According to Wolski, “the law is clear that the Senate Budget Committee is the decider of the baseline.” Nevertheless, the Senate parliamentarian “does have a responsibility to enforce the Byrd rule questions and violations,” she explained.
Under the Byrd rule, there are certain limits on what can be achieved via budget reconciliation. Notably, provisions that do not produce a change in outlays or revenues, provisions where such a change is “merely incidental,” and provisions that increase the deficit outside of the budget window are barred under the Byrd rule.
So even with Senate Republicans bypassing the parliamentarian on the current policy baseline question, “there are rules and decisions that she will make, even if you just accept the idea that it’s clear that the Senate Budget Committee can say what the baseline is,” Wolski explained.

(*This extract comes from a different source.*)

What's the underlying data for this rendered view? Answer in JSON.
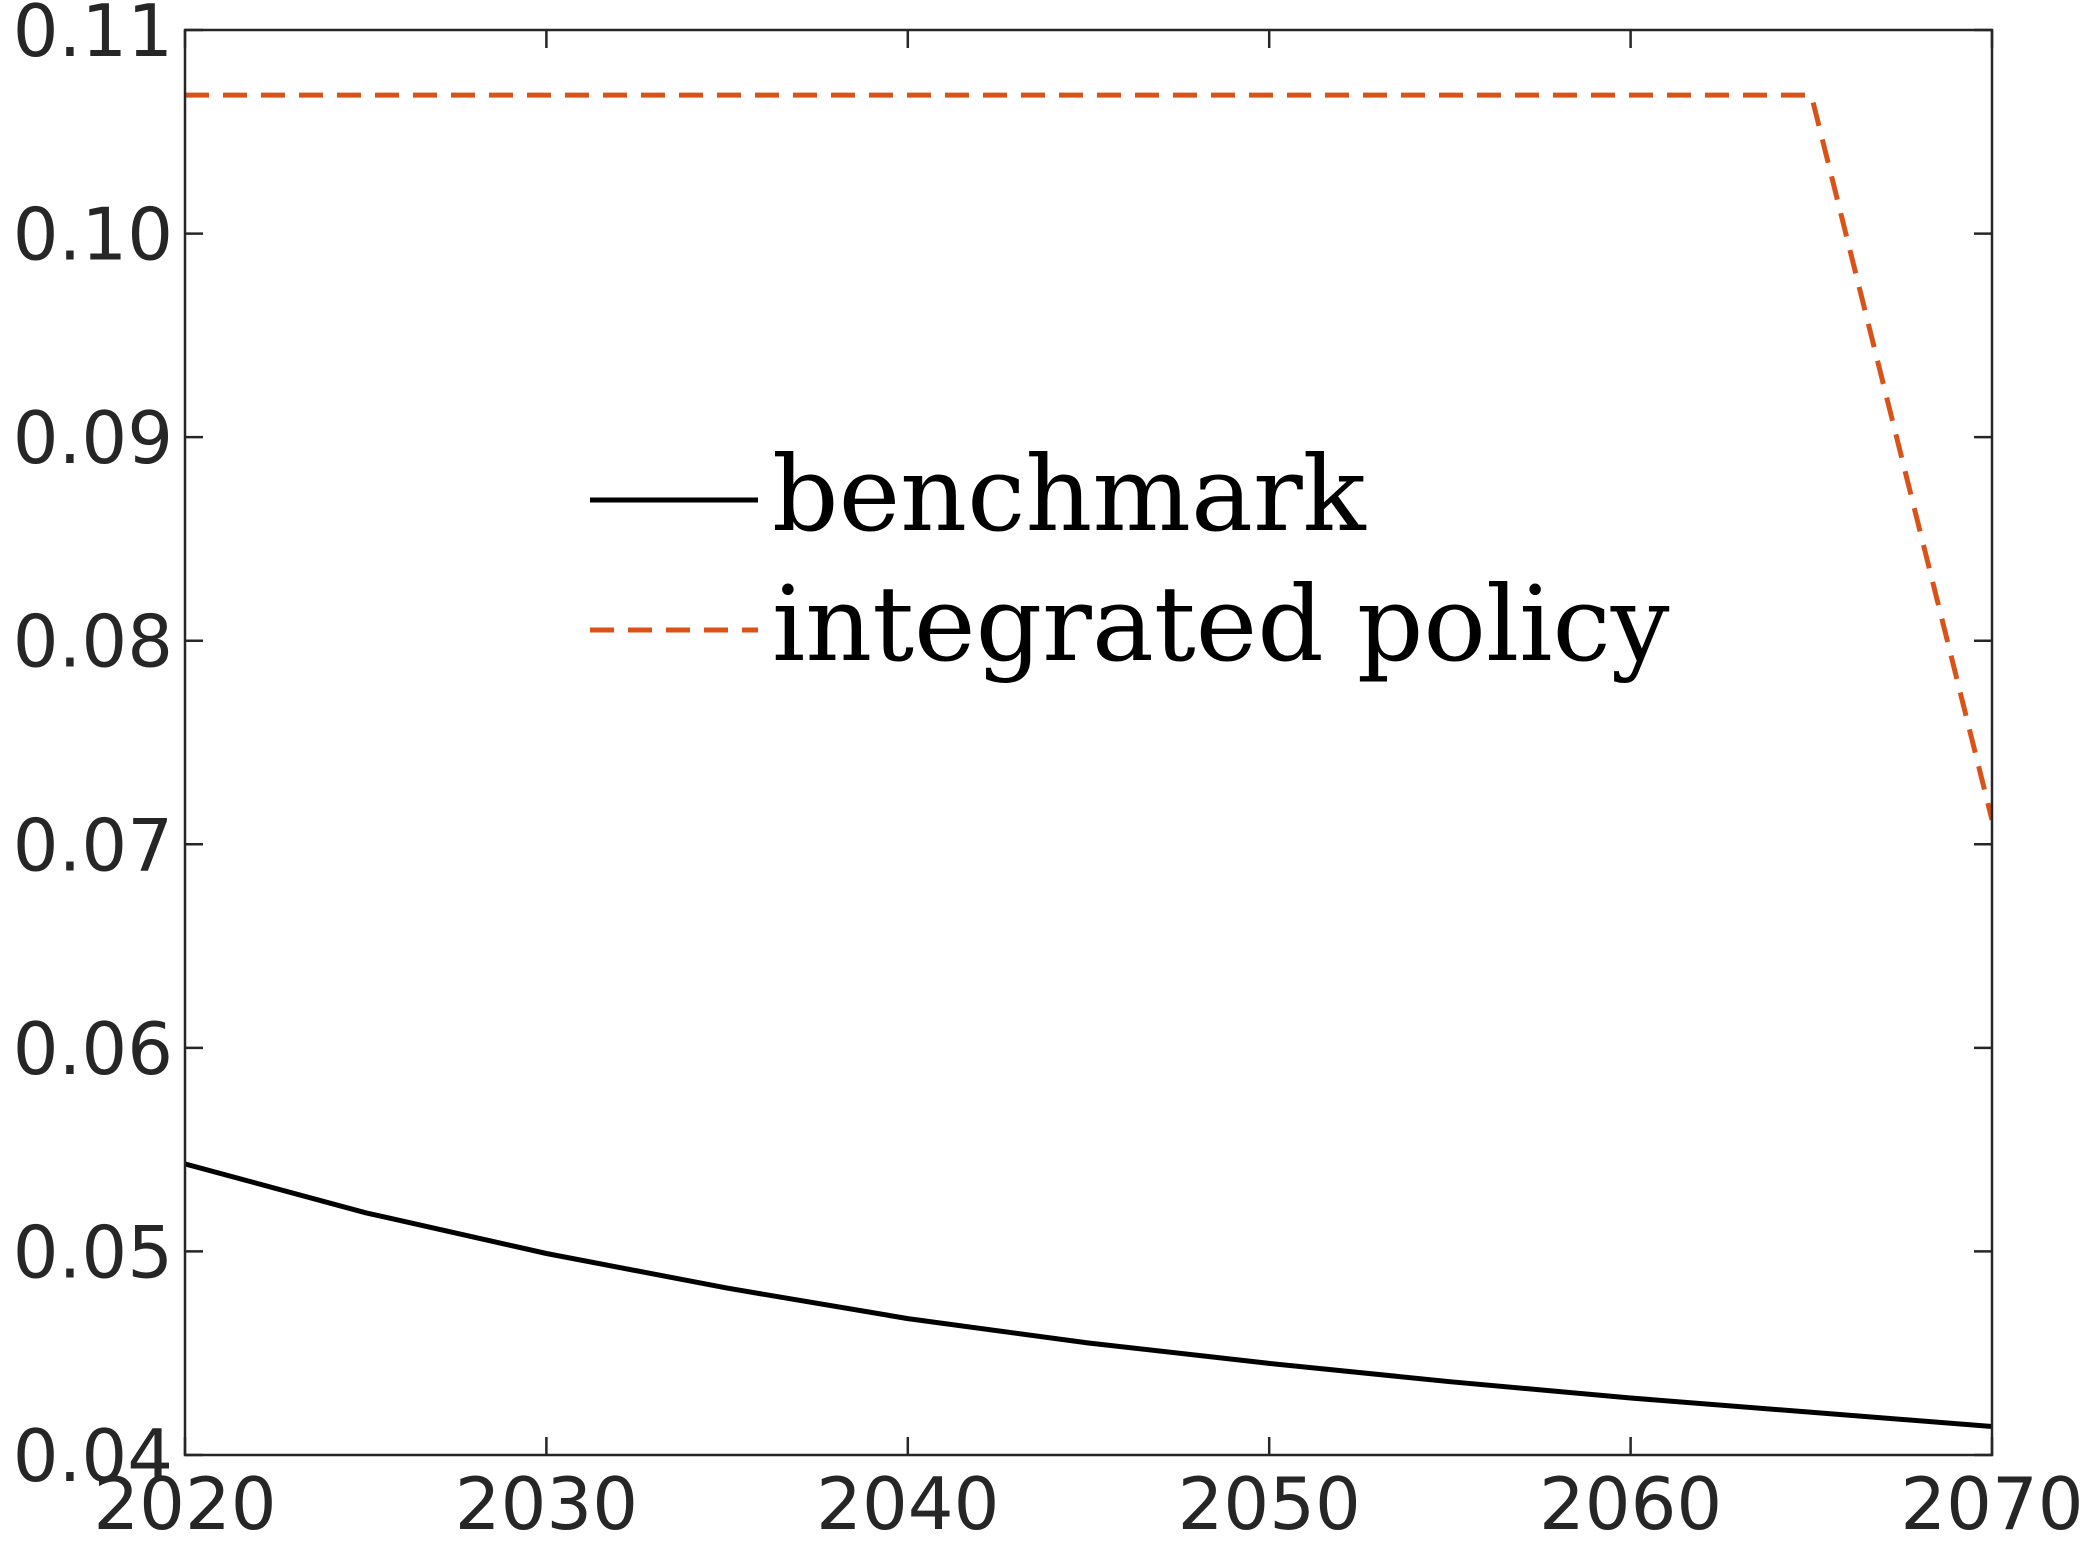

And “the big question everybody has,” said Wolski, “is what about the out years? Do they do the current policy baseline forever?” And is the parliamentarian “measuring those out-year revenue impacts, that are Byrd rule questions, against that?”
Pay-fors.
A current policy baseline can’t be used to extend the already-expired TCJA provisions, said Wolski, so lawmakers “will have to raise taxes someplace else to pay for those.” Among those expired provisions are bonus depreciation, the limitation on deduction of business interest under Code Sec. 163(j), and research and development expensing under Code Sec. 174.
“What a lot of the business community is looking at,” said Wolski, is how the tax reform bill deals with “those provisions that they have to offset because they’ve either expired” or where “the 2017 law didn’t work out the way people wanted it to.”
“It’s unlikely they’re going to raise taxes on individuals to give it to businesses,” said Wolski, “so it’s going to come from businesses in some way.” That leaves the question of whether any proposed tax trade-offs are something “the business community is happy about making.”
But CRFB, the Tax Foundation, Arnold Ventures, and others have pointed out the vast number of possible offsets for tax cuts.
Given all those options, Goldwein takes issue with the Senate budget resolution’s instructions providing the Finance Committee with $1.5 trillion to spend. “The Finance Committee has the authority over the vast majority of money in all of government,” he explained. “They have Medicare, they have Medicaid, they have a lot of welfare programs.” But they also have the Affordable Care Act, the Inflation Reduction Act, and “all the tax breaks in the Tax Code.” In Goldwein’s view, the Finance Committee “should be saving money.”
The cuts mandated in the House budget resolution provide “a good opportunity to take a serious look at all the gimmicks in Medicaid and to make big reforms to the student loan program,” said Goldwein. Regardless, even in the House version, the $2 trillion in cuts does not cover the $4.8 trillion in authorized spending, he added. “That’s just basic math.”